Throughout much of Central and Northern Europe you can find “primitive” roller coasters called Toboggans. If homemade boxcars, sleds and the metal slides of our childhood made a baby, that is a toboggan. Toboggan runs have been around for hundreds of years and are now dotted throughout Europe for all weather and adventure levels.
Where to find a Toboggan to Ride
Toboggan rides are incredible experiences, being such, you would think they’d be well advertised. They are not. The image above is the longest summer toboggan in Europe. This particular track is well advertised on travel sites and blogs because it is the biggest of its kind. Mount Pilatus in Switzerland (near Lucerne) is home to Europe’s longest summer toboggan. Yes, that means there is a longer winter one. The Alpine mountain range gives life to the majority of the European toboggans and the Swiss Alps definitely give lots of life to this one. BUT, if you aren’t actively searching online you will find zero leads on where to go.
Spur of the moment stops most of the toboggans that we were able to enjoy were random roadside stops when we saw a business advertising their ride. These were not billboard style signs 50 miles in advance.

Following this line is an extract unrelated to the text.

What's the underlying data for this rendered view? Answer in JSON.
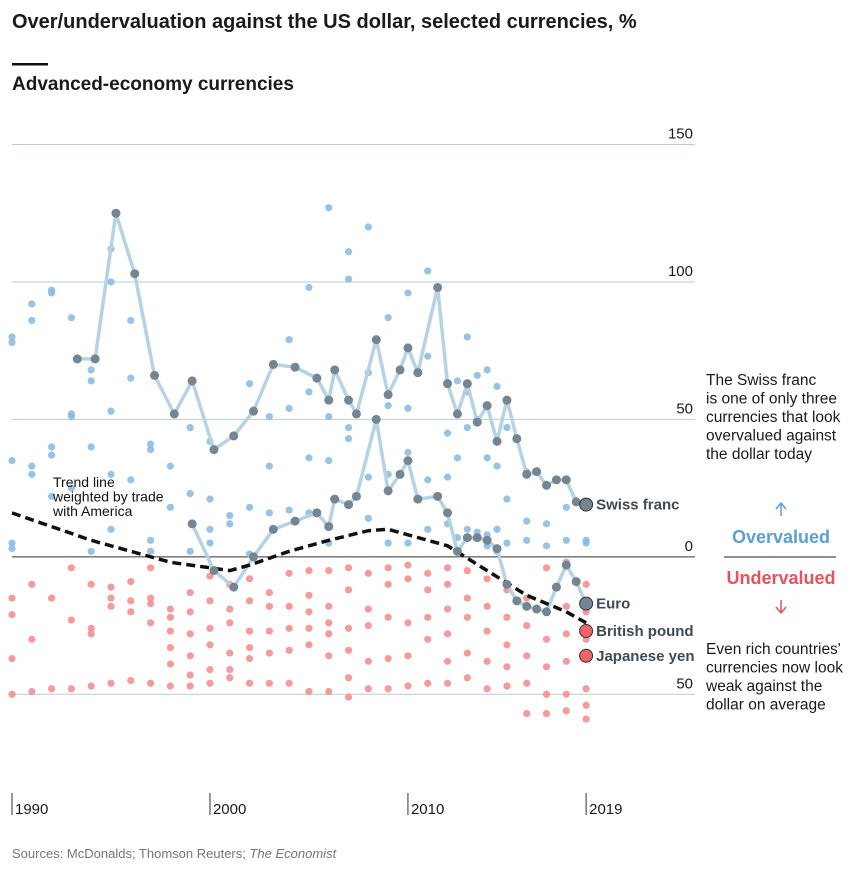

At one stop we actually drove past it on our way to Vienna and saw the track running up the mountain behind the store and proceeded to turn around. You will have to be on the look out to find and enjoy any of the smaller (less famous) toboggans.
Toboggan Riding with Kids
I hear this regularly, “weren’t the kids terrified?!?!?” The answer is OCCASSIONALLY! Toboggans are generally geared towards older speed demons. You control your speed and most adrenaline junkies want to go fast. With that being said, controlling the toboggan itself is incredibly easy. Our 6 year old had no issues riding it alone. To my surprise, there were not any age restrictions. If the child appeared to be old enough to control the sled, which is just a simple stick, then they could ride alone. Wow. I was shocked and our children were shocked to discover this immense amount of trust instilled in them by the operators! Especially so, given that there were signs everywhere (caution, brake, begin to slow, sharp turn) and my children couldn’t read at the time. Yikes.

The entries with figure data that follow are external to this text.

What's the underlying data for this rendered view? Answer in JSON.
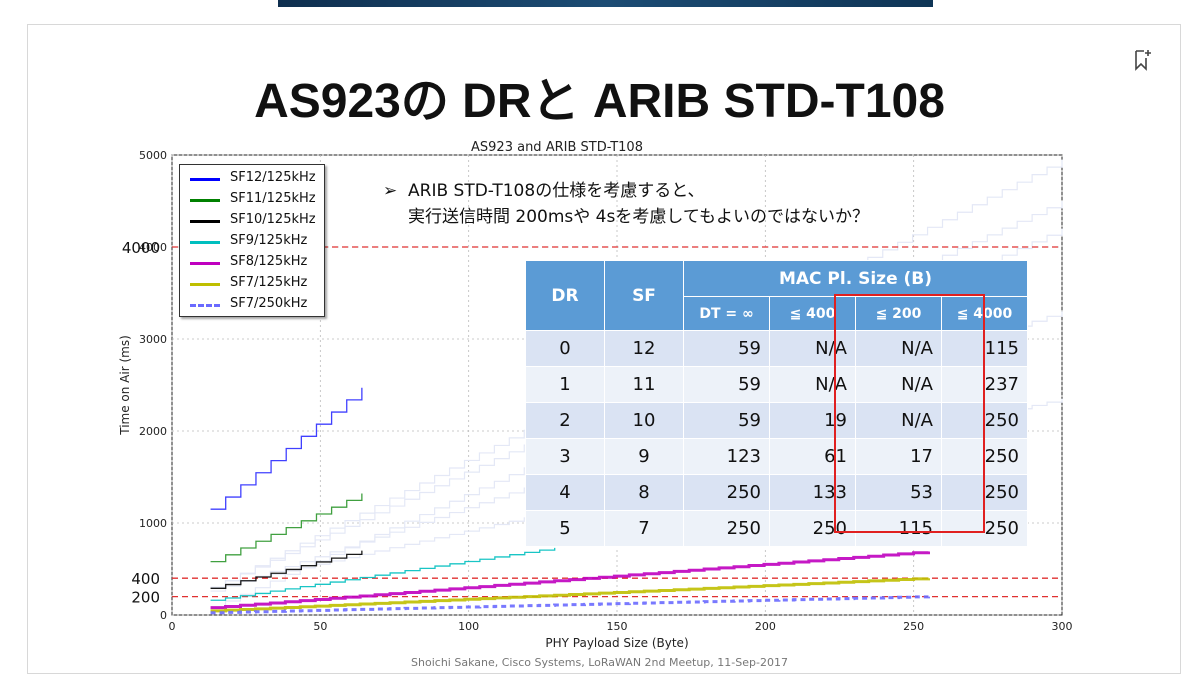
{
  "slide": {
    "title": "AS923の DRと ARIB STD-T108",
    "footer": "Shoichi Sakane, Cisco Systems, LoRaWAN 2nd Meetup, 11-Sep-2017"
  },
  "note": {
    "bullet": "➢",
    "line1": "ARIB STD-T108の仕様を考慮すると、",
    "line2": "実行送信時間 200msや 4sを考慮してもよいのではないか？"
  },
  "table": {
    "headers": {
      "dr": "DR",
      "sf": "SF",
      "group": "MAC Pl. Size (B)",
      "sub": [
        "DT = ∞",
        "≦ 400",
        "≦ 200",
        "≦ 4000"
      ]
    },
    "rows": [
      [
        "0",
        "12",
        "59",
        "N/A",
        "N/A",
        "115"
      ],
      [
        "1",
        "11",
        "59",
        "N/A",
        "N/A",
        "237"
      ],
      [
        "2",
        "10",
        "59",
        "19",
        "N/A",
        "250"
      ],
      [
        "3",
        "9",
        "123",
        "61",
        "17",
        "250"
      ],
      [
        "4",
        "8",
        "250",
        "133",
        "53",
        "250"
      ],
      [
        "5",
        "7",
        "250",
        "250",
        "115",
        "250"
      ]
    ]
  },
  "chart_data": {
    "type": "line",
    "title": "AS923 and ARIB STD-T108",
    "xlabel": "PHY Payload Size (Byte)",
    "ylabel": "Time on Air (ms)",
    "xlim": [
      0,
      300
    ],
    "ylim": [
      0,
      5000
    ],
    "xticks": [
      "0",
      "50",
      "100",
      "150",
      "200",
      "250",
      "300"
    ],
    "yticks": [
      "0",
      "1000",
      "2000",
      "3000",
      "4000",
      "5000"
    ],
    "grid": true,
    "legend_position": "top-left",
    "reference_lines": [
      {
        "y": 4000,
        "label": "4000"
      },
      {
        "y": 400,
        "label": "400"
      },
      {
        "y": 200,
        "label": "200"
      }
    ],
    "series": [
      {
        "name": "SF12/125kHz",
        "color": "#0000ff",
        "x": [
          13,
          64
        ],
        "y": [
          1150,
          2470
        ]
      },
      {
        "name": "SF11/125kHz",
        "color": "#008000",
        "x": [
          13,
          64
        ],
        "y": [
          580,
          1320
        ]
      },
      {
        "name": "SF10/125kHz",
        "color": "#000000",
        "x": [
          13,
          64
        ],
        "y": [
          290,
          700
        ]
      },
      {
        "name": "SF9/125kHz",
        "color": "#00bfbf",
        "x": [
          13,
          129
        ],
        "y": [
          160,
          730
        ]
      },
      {
        "name": "SF8/125kHz",
        "color": "#bf00bf",
        "x": [
          13,
          255
        ],
        "y": [
          80,
          690
        ]
      },
      {
        "name": "SF7/125kHz",
        "color": "#bfbf00",
        "x": [
          13,
          255
        ],
        "y": [
          45,
          400
        ]
      },
      {
        "name": "SF7/250kHz",
        "color": "#6a6aff",
        "x": [
          13,
          255
        ],
        "y": [
          25,
          200
        ]
      }
    ]
  },
  "colors": {
    "table_header": "#5b9bd5",
    "highlight": "#e02020",
    "reference_line": "#e03030"
  }
}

The glorious part about the toboggan’s design is that when you get nervous you tense up and naturally pull back on the stick. By pulling back on the stick you brake. So if a child is scared and beginning to panic they will slow themselves down rather quickly. Another concerned parent might say “my kid will never climb the mountain to get the sled back up.” Nor should they. At the bottom of the mountain they hop off of the conveyer belt and get on another that pulls them and their sled back up the mountain. . .backwards. This portion of the ride takes the most amount of time as it moves very slowly.
The toboggan rides were fairly affordable by European standards. I do feel, that most Americans would find it expensive given the access we all seem to have to amusement parks. The summer toboggan of Mount Pilatus was approximately $9 USD per adult and $5.50 USD per child. At that time, ages three and under were free. Therefore, the cost was quite affordable. If you can talk yourself out of doing it over and over again, but fair warning, you will want to. The toboggan at Mount Pilatus is a bit more expensive than some of the more rural (off the beaten path) toboggans. For the random roadside stop toboggans we paid approximately $7 USD per adult and around $4 USD per child. Very affordable, once in a lifetime fun for the whole family.

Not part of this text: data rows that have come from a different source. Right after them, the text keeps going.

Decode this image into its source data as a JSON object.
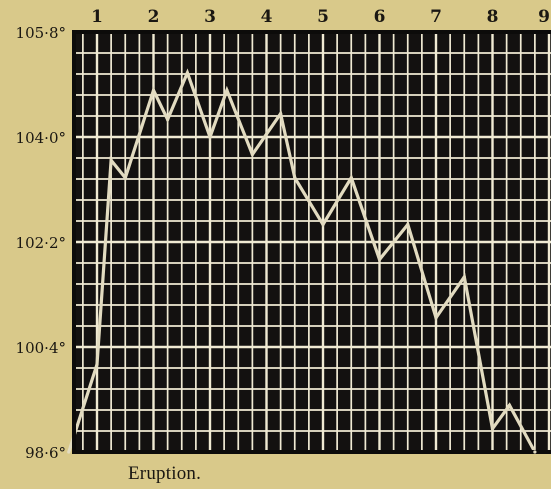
{
  "chart_data": {
    "type": "line",
    "title": "",
    "xlabel": "",
    "ylabel": "",
    "x_tick_labels": [
      "1",
      "2",
      "3",
      "4",
      "5",
      "6",
      "7",
      "8",
      "9"
    ],
    "y_tick_labels": [
      "105·8°",
      "104·0°",
      "102·2°",
      "100·4°",
      "98·6°"
    ],
    "y_tick_values": [
      105.8,
      104.0,
      102.2,
      100.4,
      98.6
    ],
    "ylim": [
      98.6,
      105.8
    ],
    "xlim": [
      0.5,
      9.0
    ],
    "grid": true,
    "annotation": "Eruption.",
    "series": [
      {
        "color": "#e2dbc0",
        "x": [
          0.5,
          1.0,
          1.25,
          1.5,
          2.0,
          2.25,
          2.6,
          3.0,
          3.3,
          3.75,
          4.25,
          4.5,
          5.0,
          5.5,
          6.0,
          6.5,
          7.0,
          7.5,
          8.0,
          8.3,
          8.75
        ],
        "y": [
          98.6,
          100.1,
          103.6,
          103.3,
          104.8,
          104.3,
          105.1,
          104.0,
          104.8,
          103.7,
          104.4,
          103.3,
          102.5,
          103.3,
          101.9,
          102.5,
          100.9,
          101.6,
          99.0,
          99.4,
          98.6
        ]
      }
    ],
    "colors": {
      "paper": "#d9c98a",
      "plot_background": "#131110",
      "grid_lines": "#f0ead3",
      "frame": "#0c0b0a",
      "text": "#1a1712"
    }
  }
}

But. . .There’s So Much Else to See!
You would be correct. There is so much to see throughout Europe that the toboggans come across as an unnecessary. Your agenda is already packed I’m sure. If you truly want a taste of what local living looks like, then a toboggan ride can give you that view. If you want to see the beautiful picturesque countrysides of Europe, then a toboggan ride can you that as well. I have always been a huge proponent of having a slow day to enjoy the atmosphere and view. The view. . .you really should see it. There’s no “bad view” from a toboggan.